Undergraduate Degree - Computational Data Science

Program:
Computational Data Science
Program Code:
8096 Computational Data Science
Program Level:
Undergraduate
Award Type:
Bachelor of Science
Start Term:
FS19


Excerpt from the official Academic Programs Catalog:

Listed below are the approved requirements for the program from the official Academic Programs Catalog.
Students must consult their advisors to learn which specific requirements apply to their degree programs.
Following this section are the requirements as represented in Degree Navigator, MSU's online advising tool. The Degree Navigator section is only available for programs using Degree Navigator for degree certification.

College of Engineering

Department of Computer Science and Engineering

Undergraduate Programs
Computational Data Science

The Bachelor of Science degree in Computational Data Science focuses on the computational foundations of data science, providing an in-depth understanding of the algorithms and data structures for storing, manipulating, visualizing, and learning from large data sets. Students in the program have unique access to a wide range of fundamental computer science courses in topics ranging from mobile application and web development to theory of computation and fundamental algorithms. Students can tailor their degree to their unique interests and requirements, with an emphasis on computational foundations.

Requirements for the Bachelor of Science Degree in Computational Data Science
  1. The University requirements for bachelor's degrees as described in the Undergraduate Education section of this catalog; 120 credits, including general elective credits, are required for the Bachelor of Science degree in Computational Data Science.

    The University's Tier II writing requirement for the Computational Data Science major is met by completing Computational Mathematics, Science and Engineering 495, referenced in item 3. b. below.

    Students who are enrolled in the College of Engineering may complete the alternative track to Integrative Studies in Biological and Physical Sciences that is described in item 1. under the heading Graduation Requirements for All Majors in the College statement.
  2. The requirements of the College of Engineering for the Bachelor of Science degree.

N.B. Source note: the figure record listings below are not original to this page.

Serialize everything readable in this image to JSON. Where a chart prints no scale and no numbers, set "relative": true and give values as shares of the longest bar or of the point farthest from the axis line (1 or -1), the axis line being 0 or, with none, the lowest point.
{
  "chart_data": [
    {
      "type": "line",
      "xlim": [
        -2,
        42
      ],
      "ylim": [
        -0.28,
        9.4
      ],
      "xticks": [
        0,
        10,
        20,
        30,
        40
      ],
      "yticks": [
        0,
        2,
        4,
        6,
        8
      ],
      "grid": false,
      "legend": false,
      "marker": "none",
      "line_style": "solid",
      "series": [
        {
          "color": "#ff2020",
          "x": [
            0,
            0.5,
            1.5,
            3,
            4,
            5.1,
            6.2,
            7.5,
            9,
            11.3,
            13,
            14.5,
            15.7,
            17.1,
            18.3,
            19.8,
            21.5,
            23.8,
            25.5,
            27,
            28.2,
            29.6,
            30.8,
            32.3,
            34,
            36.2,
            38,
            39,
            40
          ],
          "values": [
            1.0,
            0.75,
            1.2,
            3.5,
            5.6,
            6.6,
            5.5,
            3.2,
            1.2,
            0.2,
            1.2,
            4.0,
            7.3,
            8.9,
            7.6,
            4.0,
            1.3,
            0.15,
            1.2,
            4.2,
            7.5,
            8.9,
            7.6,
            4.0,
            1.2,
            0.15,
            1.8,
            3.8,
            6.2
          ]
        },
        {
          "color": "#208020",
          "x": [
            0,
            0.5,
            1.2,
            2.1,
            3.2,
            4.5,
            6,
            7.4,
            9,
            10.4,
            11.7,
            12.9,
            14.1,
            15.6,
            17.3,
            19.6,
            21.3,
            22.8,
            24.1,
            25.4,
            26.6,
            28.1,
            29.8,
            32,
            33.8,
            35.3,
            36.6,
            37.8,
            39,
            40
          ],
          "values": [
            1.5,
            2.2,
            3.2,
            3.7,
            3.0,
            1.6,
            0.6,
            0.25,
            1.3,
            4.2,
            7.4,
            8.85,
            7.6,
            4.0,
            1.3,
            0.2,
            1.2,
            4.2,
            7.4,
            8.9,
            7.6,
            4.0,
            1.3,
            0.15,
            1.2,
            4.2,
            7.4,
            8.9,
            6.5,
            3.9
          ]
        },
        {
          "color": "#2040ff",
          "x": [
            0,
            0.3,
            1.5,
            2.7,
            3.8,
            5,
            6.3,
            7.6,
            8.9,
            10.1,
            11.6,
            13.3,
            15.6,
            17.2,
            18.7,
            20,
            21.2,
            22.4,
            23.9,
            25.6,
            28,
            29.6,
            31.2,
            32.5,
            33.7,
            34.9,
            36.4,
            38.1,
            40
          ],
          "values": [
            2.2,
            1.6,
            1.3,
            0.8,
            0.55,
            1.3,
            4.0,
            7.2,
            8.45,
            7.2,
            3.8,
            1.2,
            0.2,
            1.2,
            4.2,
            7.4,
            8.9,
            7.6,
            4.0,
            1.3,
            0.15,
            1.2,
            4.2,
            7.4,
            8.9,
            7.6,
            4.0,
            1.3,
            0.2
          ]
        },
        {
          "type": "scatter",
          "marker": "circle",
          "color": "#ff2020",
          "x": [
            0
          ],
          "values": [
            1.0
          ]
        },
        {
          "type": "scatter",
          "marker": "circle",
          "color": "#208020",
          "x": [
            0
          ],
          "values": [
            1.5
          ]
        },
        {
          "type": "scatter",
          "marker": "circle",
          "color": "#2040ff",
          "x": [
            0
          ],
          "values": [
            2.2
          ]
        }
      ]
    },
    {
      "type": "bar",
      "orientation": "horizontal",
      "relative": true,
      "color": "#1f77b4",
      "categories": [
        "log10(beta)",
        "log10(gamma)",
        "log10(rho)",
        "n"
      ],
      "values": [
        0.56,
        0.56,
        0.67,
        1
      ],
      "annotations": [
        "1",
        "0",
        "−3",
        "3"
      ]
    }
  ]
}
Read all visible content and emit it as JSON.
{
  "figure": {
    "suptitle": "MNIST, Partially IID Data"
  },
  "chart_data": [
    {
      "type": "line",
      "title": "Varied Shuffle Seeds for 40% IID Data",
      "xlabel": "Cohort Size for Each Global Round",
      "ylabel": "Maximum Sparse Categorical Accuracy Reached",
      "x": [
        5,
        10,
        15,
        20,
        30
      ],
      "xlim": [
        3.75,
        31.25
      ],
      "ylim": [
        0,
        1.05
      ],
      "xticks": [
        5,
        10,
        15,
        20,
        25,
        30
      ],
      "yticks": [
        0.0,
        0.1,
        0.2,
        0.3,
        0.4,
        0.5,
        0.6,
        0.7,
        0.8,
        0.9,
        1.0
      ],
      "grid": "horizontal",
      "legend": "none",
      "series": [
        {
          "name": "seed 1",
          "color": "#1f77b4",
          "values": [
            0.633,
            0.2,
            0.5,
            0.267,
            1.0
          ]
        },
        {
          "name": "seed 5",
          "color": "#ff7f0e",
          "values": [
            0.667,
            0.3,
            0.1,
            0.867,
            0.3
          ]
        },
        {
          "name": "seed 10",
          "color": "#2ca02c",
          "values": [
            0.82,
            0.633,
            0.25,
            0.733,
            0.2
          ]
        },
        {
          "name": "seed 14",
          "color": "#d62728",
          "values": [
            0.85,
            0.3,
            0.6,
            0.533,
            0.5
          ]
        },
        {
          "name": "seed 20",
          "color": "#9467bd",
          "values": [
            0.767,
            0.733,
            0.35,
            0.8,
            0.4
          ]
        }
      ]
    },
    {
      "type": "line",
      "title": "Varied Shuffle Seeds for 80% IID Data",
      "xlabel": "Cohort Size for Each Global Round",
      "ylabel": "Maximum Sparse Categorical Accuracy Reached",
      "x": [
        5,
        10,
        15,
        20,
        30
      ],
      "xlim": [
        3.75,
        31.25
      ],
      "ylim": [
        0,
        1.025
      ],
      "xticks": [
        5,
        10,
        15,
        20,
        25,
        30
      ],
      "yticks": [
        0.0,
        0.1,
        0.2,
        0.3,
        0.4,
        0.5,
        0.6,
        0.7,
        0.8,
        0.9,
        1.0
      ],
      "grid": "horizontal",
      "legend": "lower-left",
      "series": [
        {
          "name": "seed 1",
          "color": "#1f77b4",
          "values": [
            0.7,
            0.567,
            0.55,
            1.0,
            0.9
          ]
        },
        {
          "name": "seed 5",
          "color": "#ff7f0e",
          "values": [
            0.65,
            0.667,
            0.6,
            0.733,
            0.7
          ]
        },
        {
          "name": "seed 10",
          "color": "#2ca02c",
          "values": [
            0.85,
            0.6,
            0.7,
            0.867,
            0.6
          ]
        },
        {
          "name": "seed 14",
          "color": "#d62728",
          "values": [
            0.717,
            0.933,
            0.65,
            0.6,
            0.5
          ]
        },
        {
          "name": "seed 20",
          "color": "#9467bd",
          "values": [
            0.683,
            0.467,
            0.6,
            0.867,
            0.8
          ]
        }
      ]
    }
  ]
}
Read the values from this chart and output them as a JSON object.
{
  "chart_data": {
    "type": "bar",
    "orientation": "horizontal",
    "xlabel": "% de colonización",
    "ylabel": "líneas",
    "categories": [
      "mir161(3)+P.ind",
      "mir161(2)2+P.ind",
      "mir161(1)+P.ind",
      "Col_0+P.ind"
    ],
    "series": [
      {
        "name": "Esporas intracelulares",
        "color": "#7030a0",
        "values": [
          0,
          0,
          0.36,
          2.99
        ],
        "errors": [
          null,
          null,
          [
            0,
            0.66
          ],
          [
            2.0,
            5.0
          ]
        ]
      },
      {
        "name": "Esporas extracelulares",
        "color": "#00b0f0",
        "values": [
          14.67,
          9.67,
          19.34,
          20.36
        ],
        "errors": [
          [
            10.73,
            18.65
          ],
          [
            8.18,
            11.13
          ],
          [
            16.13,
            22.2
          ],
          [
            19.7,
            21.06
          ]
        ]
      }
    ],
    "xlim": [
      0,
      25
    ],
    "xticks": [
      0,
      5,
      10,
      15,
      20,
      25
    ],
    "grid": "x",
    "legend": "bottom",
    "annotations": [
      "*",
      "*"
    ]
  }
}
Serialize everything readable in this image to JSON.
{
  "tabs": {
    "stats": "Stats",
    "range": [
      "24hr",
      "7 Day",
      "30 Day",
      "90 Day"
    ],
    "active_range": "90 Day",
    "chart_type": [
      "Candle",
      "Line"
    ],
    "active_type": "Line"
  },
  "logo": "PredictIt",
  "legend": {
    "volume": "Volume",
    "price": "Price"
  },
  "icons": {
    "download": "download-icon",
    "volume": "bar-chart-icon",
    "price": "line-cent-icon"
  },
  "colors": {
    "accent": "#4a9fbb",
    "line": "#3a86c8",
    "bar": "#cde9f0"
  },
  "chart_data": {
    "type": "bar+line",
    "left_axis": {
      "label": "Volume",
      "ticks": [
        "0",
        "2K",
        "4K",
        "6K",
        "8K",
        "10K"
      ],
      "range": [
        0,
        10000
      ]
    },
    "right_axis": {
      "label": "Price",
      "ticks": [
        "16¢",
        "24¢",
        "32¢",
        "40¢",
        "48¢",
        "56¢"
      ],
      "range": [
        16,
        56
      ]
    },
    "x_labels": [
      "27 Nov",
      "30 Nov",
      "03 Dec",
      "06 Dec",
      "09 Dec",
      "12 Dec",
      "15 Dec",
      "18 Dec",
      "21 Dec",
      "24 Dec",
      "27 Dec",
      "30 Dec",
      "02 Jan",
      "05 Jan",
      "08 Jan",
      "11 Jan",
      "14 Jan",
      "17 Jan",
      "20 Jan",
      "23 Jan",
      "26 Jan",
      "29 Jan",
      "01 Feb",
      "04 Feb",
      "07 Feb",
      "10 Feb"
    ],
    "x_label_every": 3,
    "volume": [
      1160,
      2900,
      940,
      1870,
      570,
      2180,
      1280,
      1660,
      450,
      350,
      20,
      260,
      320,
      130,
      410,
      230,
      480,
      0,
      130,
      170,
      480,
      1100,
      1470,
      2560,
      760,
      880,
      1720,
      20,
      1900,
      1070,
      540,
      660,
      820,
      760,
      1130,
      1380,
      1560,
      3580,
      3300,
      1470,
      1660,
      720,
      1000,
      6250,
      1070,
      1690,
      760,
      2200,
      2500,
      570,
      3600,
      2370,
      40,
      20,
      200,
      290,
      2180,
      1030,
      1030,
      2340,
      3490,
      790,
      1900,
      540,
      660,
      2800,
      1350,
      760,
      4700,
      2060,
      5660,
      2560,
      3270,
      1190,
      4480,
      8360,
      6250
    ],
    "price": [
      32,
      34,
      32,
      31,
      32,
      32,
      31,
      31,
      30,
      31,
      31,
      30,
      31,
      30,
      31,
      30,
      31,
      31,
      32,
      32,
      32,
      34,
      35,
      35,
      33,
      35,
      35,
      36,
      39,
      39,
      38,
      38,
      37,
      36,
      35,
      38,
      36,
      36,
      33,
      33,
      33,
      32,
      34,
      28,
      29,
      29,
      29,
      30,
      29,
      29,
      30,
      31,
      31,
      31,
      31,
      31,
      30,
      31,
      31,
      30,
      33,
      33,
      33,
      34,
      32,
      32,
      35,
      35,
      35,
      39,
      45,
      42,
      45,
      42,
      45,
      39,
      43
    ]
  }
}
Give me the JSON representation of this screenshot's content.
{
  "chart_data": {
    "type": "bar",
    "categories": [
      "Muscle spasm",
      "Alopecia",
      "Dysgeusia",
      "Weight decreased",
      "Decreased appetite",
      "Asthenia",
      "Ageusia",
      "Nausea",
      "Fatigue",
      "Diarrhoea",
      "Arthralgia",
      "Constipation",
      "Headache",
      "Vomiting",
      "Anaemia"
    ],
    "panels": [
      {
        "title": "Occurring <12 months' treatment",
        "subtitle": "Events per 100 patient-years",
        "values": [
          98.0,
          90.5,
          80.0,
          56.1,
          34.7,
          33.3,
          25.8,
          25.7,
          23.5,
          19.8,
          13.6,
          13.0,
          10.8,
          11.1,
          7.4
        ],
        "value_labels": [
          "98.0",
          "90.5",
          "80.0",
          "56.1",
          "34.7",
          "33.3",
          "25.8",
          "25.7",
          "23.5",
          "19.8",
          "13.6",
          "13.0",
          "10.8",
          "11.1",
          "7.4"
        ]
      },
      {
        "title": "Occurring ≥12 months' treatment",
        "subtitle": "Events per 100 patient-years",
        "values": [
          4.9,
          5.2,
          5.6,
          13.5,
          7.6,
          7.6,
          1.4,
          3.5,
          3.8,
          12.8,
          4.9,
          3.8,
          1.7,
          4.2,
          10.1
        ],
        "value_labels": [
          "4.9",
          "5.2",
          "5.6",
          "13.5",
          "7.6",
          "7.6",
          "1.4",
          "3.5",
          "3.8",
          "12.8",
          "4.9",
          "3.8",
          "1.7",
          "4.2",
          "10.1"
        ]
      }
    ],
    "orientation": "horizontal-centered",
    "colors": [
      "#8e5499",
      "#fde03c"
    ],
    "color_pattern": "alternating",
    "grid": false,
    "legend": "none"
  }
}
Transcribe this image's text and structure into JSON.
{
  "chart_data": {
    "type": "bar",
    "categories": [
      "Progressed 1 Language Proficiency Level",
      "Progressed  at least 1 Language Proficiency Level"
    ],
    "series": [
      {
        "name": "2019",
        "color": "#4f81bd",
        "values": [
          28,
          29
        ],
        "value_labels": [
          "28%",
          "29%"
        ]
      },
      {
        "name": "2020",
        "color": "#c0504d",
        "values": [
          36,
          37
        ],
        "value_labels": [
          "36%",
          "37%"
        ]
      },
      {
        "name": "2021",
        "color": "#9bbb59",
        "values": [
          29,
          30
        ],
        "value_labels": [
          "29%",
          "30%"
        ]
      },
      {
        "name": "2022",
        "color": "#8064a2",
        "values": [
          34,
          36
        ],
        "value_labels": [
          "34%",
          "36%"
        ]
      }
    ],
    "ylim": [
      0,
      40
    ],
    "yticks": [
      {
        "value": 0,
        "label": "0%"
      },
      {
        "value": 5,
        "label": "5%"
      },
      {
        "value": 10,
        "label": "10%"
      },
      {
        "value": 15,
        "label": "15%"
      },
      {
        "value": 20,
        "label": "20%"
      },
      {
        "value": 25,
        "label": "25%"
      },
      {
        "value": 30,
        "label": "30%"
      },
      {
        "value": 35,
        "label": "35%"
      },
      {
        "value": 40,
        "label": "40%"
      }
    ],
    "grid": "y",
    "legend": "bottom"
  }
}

    The credits earned in certain courses referenced in requirement 3. below may be counted toward College requirements as appropriate.
  3. The following requirements for the major:
    a. Bioscience (4 to 6 credits)
    (1) One of the following courses:
    BS   161 Cell and Molecular Biology  3
       ENT  205 Pests, Society and Environment  3
    IBIO   150 Integrating Biology: From DNA to Populations  3
          MMG  141 Introductory Human Genetics  3
          MMG   201 Fundamentals of Microbiology  3
          PLB   105 Plant Biology  3
          PSL  250 Introductory Physiology  4
    (2) One of the following courses:
    BS  171 Cell and Molecular Biology Laboratory  2
          CEM  161 Chemistry Laboratory I  1
          CEM  162 Chemistry Laboratory II  1
          PHY  191 Physics Laboratory for Scientists, I  1
          PHY  192 Physics Laboratory for Scientists, II  1
          PLB  106 Plant Biology Laboratory 1
    b.  All of the following courses (44 credits):
    CMSE  201 Introduction to Computational Modeling and Data Analysis 4
       CMSE  381 Fundamentals of Data Science Methods  4
       CMSE  382 Optimization Methods in Data Science  4
       CMSE  495 Experiential Learning in Data Science (W) 4
    CSE  232 Introduction to Programming II  4
    CSE 300 Social, Ethical, and Professional Issues in Computer Science 1
       CSE  331 Algorithms and Data Structures  3
       CSE  404 Introduction to Machine Learning  3
       CSE  482 Big Data Analysis  3
       CSE  480 Database Systems  3
    MTH  314 Matrix Algebra with Computational Applications 3
    STT  180 Introduction to Data Science  4
       STT  380 Probability and Statistics for Data Science  4
    c.  Two courses selected from the following (6 credits): 
    CSE  402 Biometrics and Pattern Recognition  3
       CSE  415 Introduction to Parallel Computing  3
       CSE  431 Algorithm Engineering  3
       CSE  440 Introduction to Artificial Intelligence  3
    Computer Science and Engineering 415 and Computational Science, Mathematics and Engineering 401 may not be used to fulfill both requirements c. and d.
    d.  Two courses selected from the following (6 credits):
    CMSE  401 Methods for Parallel Computing  4
       CMSE  402 Data Visualization Principles and Techniques 3
    CSE  402 Biometrics and Pattern Recognition  3
       CSE  415 Introduction to Parallel Computing  3
       CSE  431 Algorithm Engineering  3
       CSE  440 Introduction to Artificial Intelligence  3
       CSE  471 Media Processing and Multimedia Computing  3
       CSE  472 Computer Graphics  3
       MTH  451 Numerical Analysis I  3
       MTH  468 Predictive Analytics 3
       STT  464 Statistics for Biologists  3
       STT  465 Bayesian Statistical Methods  3
    Computer Science and Engineering 415 and Computational Science, Mathematics and Engineering 401 may not be used to fulfill both requirements c. and d.